Anecdotes aren’t data (as the apparently oft-misquoted saying goes), but over the past 14 years the two paint a depressingly similar picture of Britain’s National Health Service (NHS). A friend recently diagnosed with breast cancer was told she needed surgery to remove a small tumour. It took months for her general practitioner to refer her for testing after she initially complained of unexplained weight loss and later pain.
The operation was scheduled and cancelled several times. There were junior doctor strikes. It was a weekend.
The right equipment wasn’t in place. She heard various explanations. Unwilling to wait further, she used her savings to fund the surgery privately—by the same consultant (as surgeons are known in the UK) who was scheduled to operate in the NHS hospital.

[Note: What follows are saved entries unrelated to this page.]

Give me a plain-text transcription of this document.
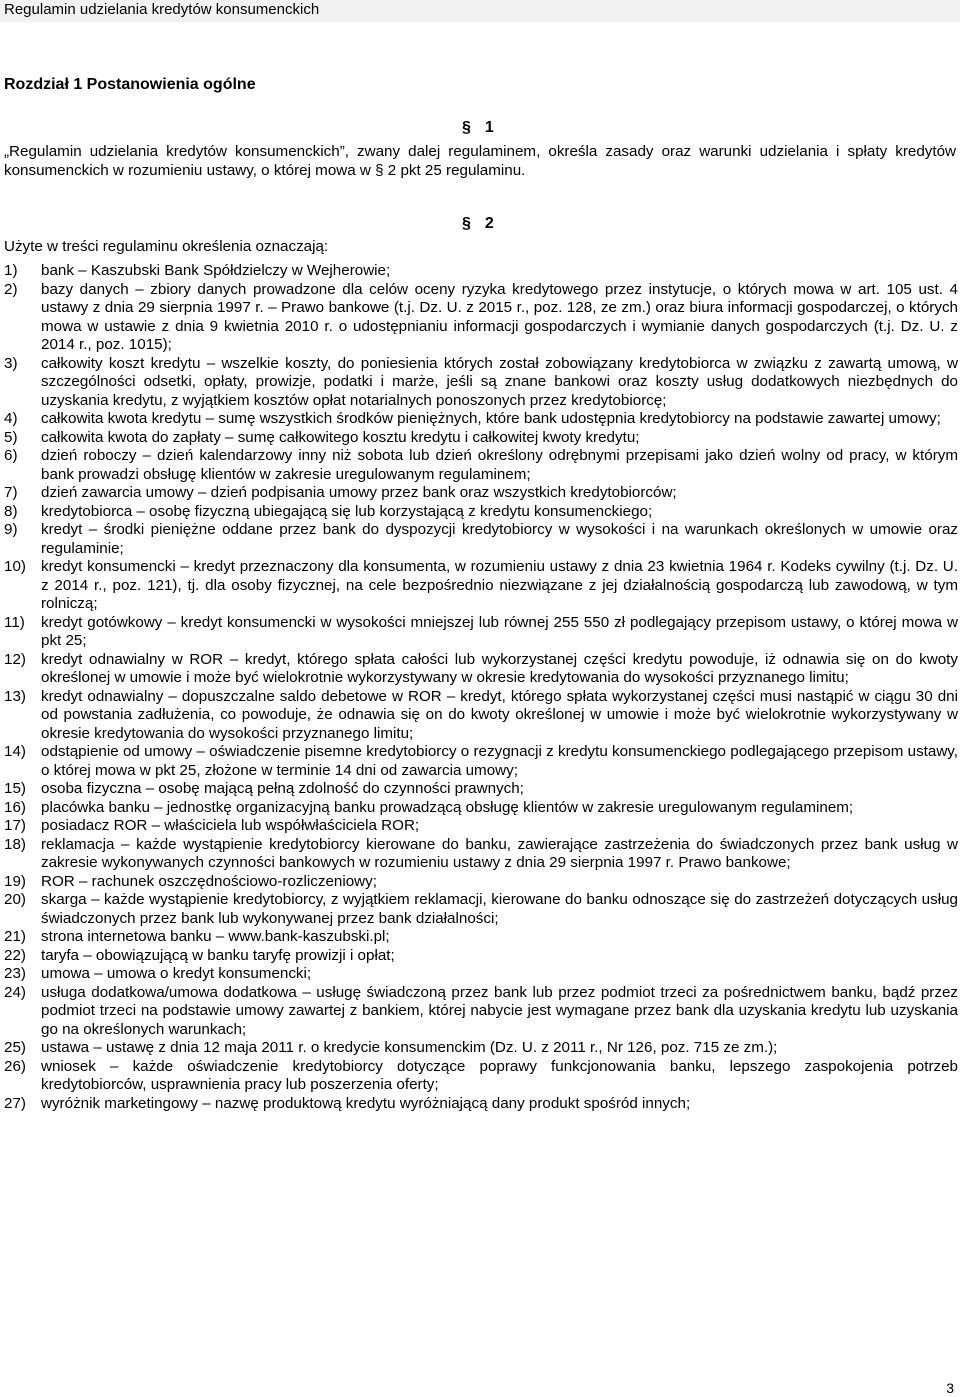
Regulamin udzielania kredytów konsumenckich
Rozdział 1 Postanowienia ogólne
§ 1

„Regulamin udzielania kredytów konsumenckich”, zwany dalej regulaminem, określa zasady oraz warunki udzielania i spłaty kredytów konsumenckich w rozumieniu ustawy, o której mowa w § 2 pkt 25 regulaminu.

§ 2

Użyte w treści regulaminu określenia oznaczają:

1)	bank – Kaszubski Bank Spółdzielczy w Wejherowie;
2)	bazy danych – zbiory danych prowadzone dla celów oceny ryzyka kredytowego przez instytucje, o których mowa w art. 105 ust. 4 ustawy z dnia 29 sierpnia 1997 r. – Prawo bankowe (t.j. Dz. U. z 2015 r., poz. 128, ze zm.) oraz biura informacji gospodarczej, o których mowa w ustawie z dnia 9 kwietnia 2010 r. o udostępnianiu informacji gospodarczych i wymianie danych gospodarczych (t.j. Dz. U. z 2014 r., poz. 1015);
3)	całkowity koszt kredytu – wszelkie koszty, do poniesienia których został zobowiązany kredytobiorca w związku z zawartą umową, w szczególności odsetki, opłaty, prowizje, podatki i marże, jeśli są znane bankowi oraz koszty usług dodatkowych niezbędnych do uzyskania kredytu, z wyjątkiem kosztów opłat notarialnych ponoszonych przez kredytobiorcę;
4)	całkowita kwota kredytu – sumę wszystkich środków pieniężnych, które bank udostępnia kredytobiorcy na podstawie zawartej umowy;
5)	całkowita kwota do zapłaty – sumę całkowitego kosztu kredytu i całkowitej kwoty kredytu;
6)	dzień roboczy – dzień kalendarzowy inny niż sobota lub dzień określony odrębnymi przepisami jako dzień wolny od pracy, w którym bank prowadzi obsługę klientów w zakresie uregulowanym regulaminem;
7)	dzień zawarcia umowy – dzień podpisania umowy przez bank oraz wszystkich kredytobiorców;
8)	kredytobiorca – osobę fizyczną ubiegającą się lub korzystającą z kredytu konsumenckiego;
9)	kredyt – środki pieniężne oddane przez bank do dyspozycji kredytobiorcy w wysokości i na warunkach określonych w umowie oraz regulaminie;
10) kredyt konsumencki – kredyt przeznaczony dla konsumenta, w rozumieniu ustawy z dnia 23 kwietnia 1964 r. Kodeks cywilny (t.j. Dz. U. z 2014 r., poz. 121), tj. dla osoby fizycznej, na cele bezpośrednio niezwiązane z jej działalnością gospodarczą lub zawodową, w tym rolniczą;
11)	kredyt gotówkowy – kredyt konsumencki w wysokości mniejszej lub równej 255 550 zł podlegający przepisom ustawy, o której mowa w pkt 25;
12) kredyt odnawialny w ROR – kredyt, którego spłata całości lub wykorzystanej części kredytu powoduje, iż odnawia się on do kwoty określonej w umowie i może być wielokrotnie wykorzystywany w okresie kredytowania do wysokości przyznanego limitu;
13) kredyt odnawialny – dopuszczalne saldo debetowe w ROR – kredyt, którego spłata wykorzystanej części musi nastąpić w ciągu 30 dni od powstania zadłużenia, co powoduje, że odnawia się on do kwoty określonej w umowie i może być wielokrotnie wykorzystywany w okresie kredytowania do wysokości przyznanego limitu;
14) odstąpienie od umowy – oświadczenie pisemne kredytobiorcy o rezygnacji z kredytu konsumenckiego podlegającego przepisom ustawy, o której mowa w pkt 25, złożone w terminie 14 dni od zawarcia umowy;
15) osoba fizyczna – osobę mającą pełną zdolność do czynności prawnych;
16) placówka banku – jednostkę organizacyjną banku prowadzącą obsługę klientów w zakresie uregulowanym regulaminem;
17) posiadacz ROR – właściciela lub współwłaściciela ROR;
18) reklamacja – każde wystąpienie kredytobiorcy kierowane do banku, zawierające zastrzeżenia do świadczonych przez bank usług w zakresie wykonywanych czynności bankowych w rozumieniu ustawy z dnia 29 sierpnia 1997 r. Prawo bankowe;
19) ROR – rachunek oszczędnościowo-rozliczeniowy;
20) skarga – każde wystąpienie kredytobiorcy, z wyjątkiem reklamacji, kierowane do banku odnoszące się do zastrzeżeń dotyczących usług świadczonych przez bank lub wykonywanej przez bank działalności;
21) strona internetowa banku – www.bank-kaszubski.pl;
22) taryfa – obowiązującą w banku taryfę prowizji i opłat;
23) umowa – umowa o kredyt konsumencki;
24) usługa dodatkowa/umowa dodatkowa – usługę świadczoną przez bank lub przez podmiot trzeci za pośrednictwem banku, bądź przez podmiot trzeci na podstawie umowy zawartej z bankiem, której nabycie jest wymagane przez bank dla uzyskania kredytu lub uzyskania go na określonych warunkach;
25) ustawa – ustawę z dnia 12 maja 2011 r. o kredycie konsumenckim (Dz. U. z 2011 r., Nr 126, poz. 715 ze zm.);
26) wniosek – każde oświadczenie kredytobiorcy dotyczące poprawy funkcjonowania banku, lepszego zaspokojenia potrzeb kredytobiorców, usprawnienia pracy lub poszerzenia oferty;
27) wyróżnik marketingowy – nazwę produktową kredytu wyróżniającą dany produkt spośród innych;
3
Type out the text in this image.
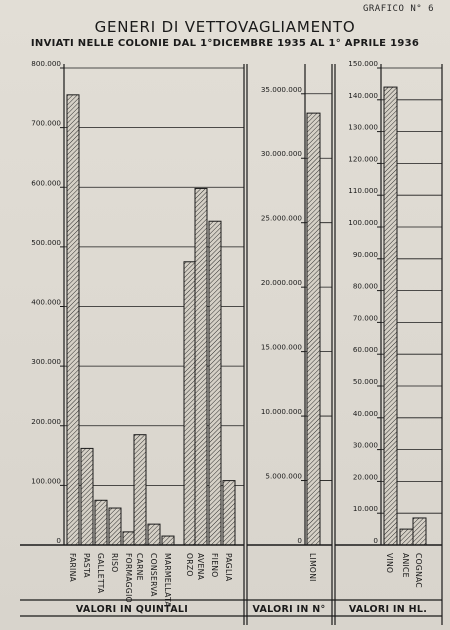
GRAFICO N° 6
GENERI DI VETTOVAGLIAMENTO
INVIATI NELLE COLONIE DAL 1°DICEMBRE 1935 AL 1° APRILE 1936
0
100.000
200.000
300.000
400.000
500.000
600.000
700.000
800.000
FARINA PASTA GALLETTA RISO FORMAGGIO CARNE CONSERVA MARMELLATA ORZO AVENA FIENO PAGLIA
0
5.000.000
10.000.000
15.000.000
20.000.000
25.000.000
30.000.000
35.000.000
LIMONI
0
10.000
20.000
30.000
40.000
50.000
60.000
70.000
80.000
90.000
100.000
110.000
120.000
130.000
140.000
150.000
VINO ANICE COGNAC
VALORI IN QUINTALI	VALORI IN N°	VALORI IN HL.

By then, some 10 months had passed since she first called her GP and the cancer had spread to her lymph nodes, requiring more extensive surgery. Her prognosis is uncertain. The story of the NHS over the past 14 years might be called ‘The Big Wait’ or even ‘The Big Short’ (if that title weren’t already taken).
More than 7.5 million people are awaiting treatment, up from an already high 4.43 million before the pandemic. The service is short of doctors, nurses, beds, radiographers, scanners and more. There are hospitals in such a state of disrepair that they are unsafe.
Many British doctors are opting to practice abroad or leaving the state system. The Big Wait means higher costs, in terms of festering health problems, the mental toll of uncertainty and the productivity loss from lives on hold. It has contributed to a stark rise in the number of people who are economically inactive due to ill health and an uptick in excess deaths.